Considering Sly Stone was just 32 when the Family Stone dissolved for the first time, it feels both deeply sad and highly improbable that his career never really found a proper second act. But Sly’s subsequent attempts throughout the late ’70s and ’80s to launch a solo career or revive the Family Stone with a new lineup largely fell on deaf ears; even a seemingly world-stopping (or at least potentially career-re-sparking) collaborative endeavor alongside P-Funk leader George Clinton fell into disarray and resulted in an album that was mostly dismissed critically and commercially. Drug abuse continued to take its toll on an increasingly reclusive Sly, and despite sporadic reappearances over the last four decades, a true comeback was never really in the cards for the music legend.
But even if his own presence was minimal over the past half-century, the impact of Sly Stone’s music remained seismic.
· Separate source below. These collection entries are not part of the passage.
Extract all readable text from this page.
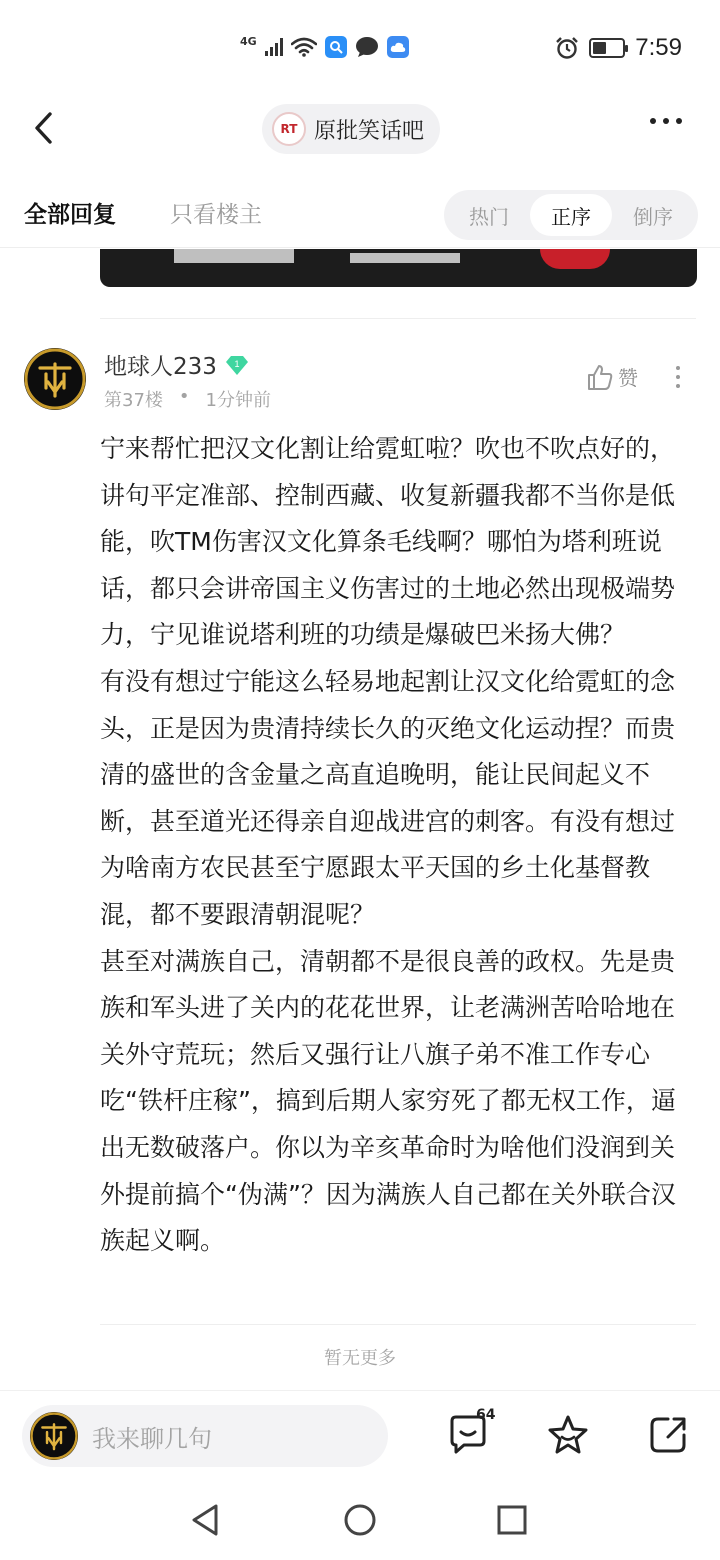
4G	7:59
RT 原批笑话吧
全部回复 只看楼主	热门	正序	倒序
地球人233 1
第37楼 • 1分钟前
赞

宁来帮忙把汉文化割让给霓虹啦？吹也不吹点好的，讲句平定准部、控制西藏、收复新疆我都不当你是低能，吹TM伤害汉文化算条毛线啊？哪怕为塔利班说话，都只会讲帝国主义伤害过的土地必然出现极端势力，宁见谁说塔利班的功绩是爆破巴米扬大佛？

有没有想过宁能这么轻易地起割让汉文化给霓虹的念头，正是因为贵清持续长久的灭绝文化运动捏？而贵清的盛世的含金量之高直追晚明，能让民间起义不断，甚至道光还得亲自迎战进宫的刺客。有没有想过为啥南方农民甚至宁愿跟太平天国的乡土化基督教混，都不要跟清朝混呢？

甚至对满族自己，清朝都不是很良善的政权。先是贵族和军头进了关内的花花世界，让老满洲苦哈哈地在关外守荒玩；然后又强行让八旗子弟不准工作专心吃“铁杆庄稼”，搞到后期人家穷死了都无权工作，逼出无数破落户。你以为辛亥革命时为啥他们没润到关外提前搞个“伪满”？因为满族人自己都在关外联合汉族起义啊。

暂无更多
我来聊几句
64
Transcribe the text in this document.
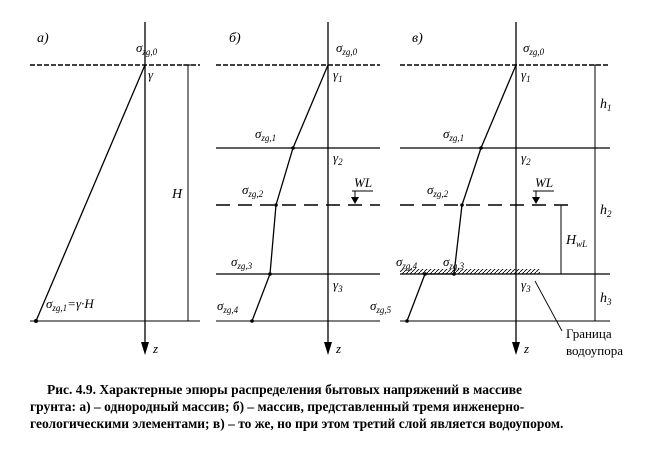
а)
z
H
$\sigma_{zg,0}$
γ
$\sigma_{zg,1}=\gamma\cdot H$
б)
z
WL
$\sigma_{zg,0}$
$\gamma_1$
$\gamma_2$
$\gamma_3$
$\sigma_{zg,1}$
$\sigma_{zg,2}$
$\sigma_{zg,3}$
$\sigma_{zg,4}$
в)
z
WL
$H_{wL}$
$h_1$
$h_2$
$h_3$
Граница
водоупора
$\sigma_{zg,0}$
$\gamma_1$
$\gamma_2$
$\gamma_3$
$\sigma_{zg,1}$
$\sigma_{zg,2}$
$\sigma_{zg,4}$ $\sigma_{zg,3}$
$\sigma_{zg,5}$
Рис. 4.9. Характерные эпюры распределения бытовых напряжений в массиве
грунта: а) – однородный массив; б) – массив, представленный тремя инженерно-
геологическими элементами; в) – то же, но при этом третий слой является водоупором.
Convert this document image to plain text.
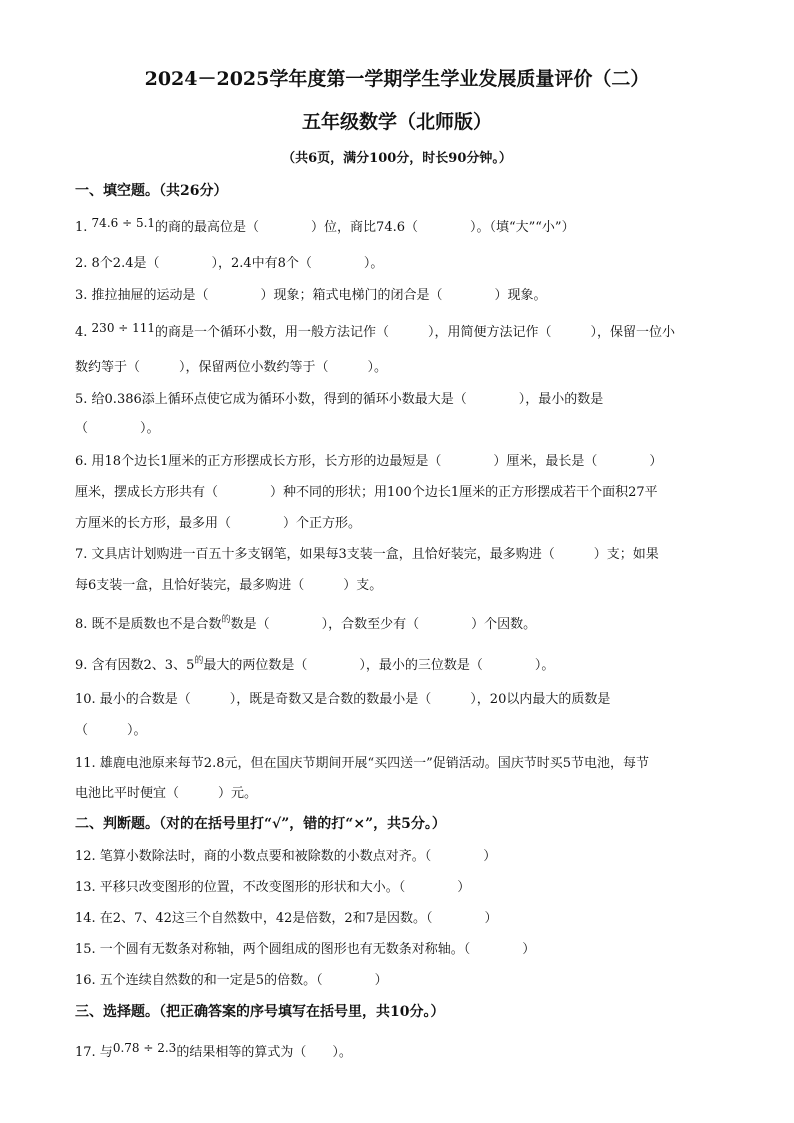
2024－2025学年度第一学期学生学业发展质量评价（二）
五年级数学（北师版）
（共6页，满分100分，时长90分钟。）
一、填空题。（共26分）
1. 74.6 ÷ 5.1的商的最高位是（　　　　）位，商比74.6（　　　　）。（填“大”“小”）
2. 8个2.4是（　　　　），2.4中有8个（　　　　）。
3. 推拉抽屉的运动是（　　　　）现象；箱式电梯门的闭合是（　　　　）现象。
4. 230 ÷ 111的商是一个循环小数，用一般方法记作（　　　），用简便方法记作（　　　），保留一位小
数约等于（　　　），保留两位小数约等于（　　　）。
5. 给0.386添上循环点使它成为循环小数，得到的循环小数最大是（　　　　），最小的数是
（　　　　）。
6. 用18个边长1厘米的正方形摆成长方形，长方形的边最短是（　　　　）厘米，最长是（　　　　）
厘米，摆成长方形共有（　　　　）种不同的形状；用100个边长1厘米的正方形摆成若干个面积27平
方厘米的长方形，最多用（　　　　）个正方形。
7. 文具店计划购进一百五十多支钢笔，如果每3支装一盒，且恰好装完，最多购进（　　　）支；如果
每6支装一盒，且恰好装完，最多购进（　　　）支。
8. 既不是质数也不是合数$^的$数是（　　　　），合数至少有（　　　　）个因数。
9. 含有因数2、3、$5^的$最大的两位数是（　　　　），最小的三位数是（　　　　）。
10. 最小的合数是（　　　），既是奇数又是合数的数最小是（　　　），20以内最大的质数是
（　　　）。
11. 雄鹿电池原来每节2.8元，但在国庆节期间开展“买四送一”促销活动。国庆节时买5节电池，每节
电池比平时便宜（　　　）元。
二、判断题。（对的在括号里打“√”，错的打“×”，共5分。）
12. 笔算小数除法时，商的小数点要和被除数的小数点对齐。（　　　　）
13. 平移只改变图形的位置，不改变图形的形状和大小。（　　　　）
14. 在2、7、42这三个自然数中，42是倍数，2和7是因数。（　　　　）
15. 一个圆有无数条对称轴，两个圆组成的图形也有无数条对称轴。（　　　　）
16. 五个连续自然数的和一定是5的倍数。（　　　　）
三、选择题。（把正确答案的序号填写在括号里，共10分。）
17. 与0.78 ÷ 2.3的结果相等的算式为（　　）。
Outside of setting the early standard for what would become funk’s golden age in the early ’70s, the Family Stone’s catalog remained one of the most well-mined sample sources across the ’80s and ’90s for N.W.A, LL Cool J, the Beastie Boys, Cypress Hill, Beck, Janet Jackson and countless other game-changing acts. And that impact certainly endured into the 21st century: In the first couple years of the ’00s alone, D’Angelo released the massively acclaimed and heavily Riot-inspired Voodoo, while OutKast referenced that album’s bullet-ridden American flag imagery on the cover to their universally beloved Stankonia, and Mary J. Blige had a Hot 100 No. 1 with a “Family Affair” of her own. As messy as things could ever get with Sly Stone or his legacy, the blood would always remain thicker than the mud.